The computer 1010 also includes one or more interface components 1070 that are communicatively coupled to the system bus 1040 and facilitate interaction with the computer 1010. By way of example, the interface component 1070 can be a port (e.g., serial, parallel, PCMCIA, USB, FireWire . . . ) or an interface card (e.g., sound, video . . . ) or the like. In one example implementation, the interface component 1070 can be embodied as a user input/output interface to enable a user to enter commands and information into the computer 1010 through one or more input devices (e.g., pointing device such as a mouse, trackball, stylus, touch pad, keyboard, microphone, joystick, game pad, satellite dish, scanner, camera, other computer . . . ). In another example implementation, the interface component 1070 can be embodied as an output peripheral interface to supply output to displays (e.g., CRT, LCD, plasma . . . ), speakers, printers, and/or other computers, among other things. Still further yet, the interface component 1070 can be embodied as a network interface to enable communication with other computing devices (not shown), such as over a wired or wireless communications link.

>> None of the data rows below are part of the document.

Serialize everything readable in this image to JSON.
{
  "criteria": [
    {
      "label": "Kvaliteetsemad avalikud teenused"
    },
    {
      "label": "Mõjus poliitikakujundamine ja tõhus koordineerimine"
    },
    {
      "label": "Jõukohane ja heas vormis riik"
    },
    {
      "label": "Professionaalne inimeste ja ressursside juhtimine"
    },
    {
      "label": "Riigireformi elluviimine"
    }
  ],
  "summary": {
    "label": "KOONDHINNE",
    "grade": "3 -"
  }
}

What has been described above includes examples of aspects of the claimed subject matter. It is, of course, not possible to describe every conceivable combination of components or methodologies for purposes of describing the claimed subject matter, but one of ordinary skill in the art may recognize that many further combinations and permutations of the disclosed subject matter are possible. Accordingly, the disclosed subject matter is intended to embrace all such alterations, modifications, and variations that fall within the spirit and scope of the appended claims.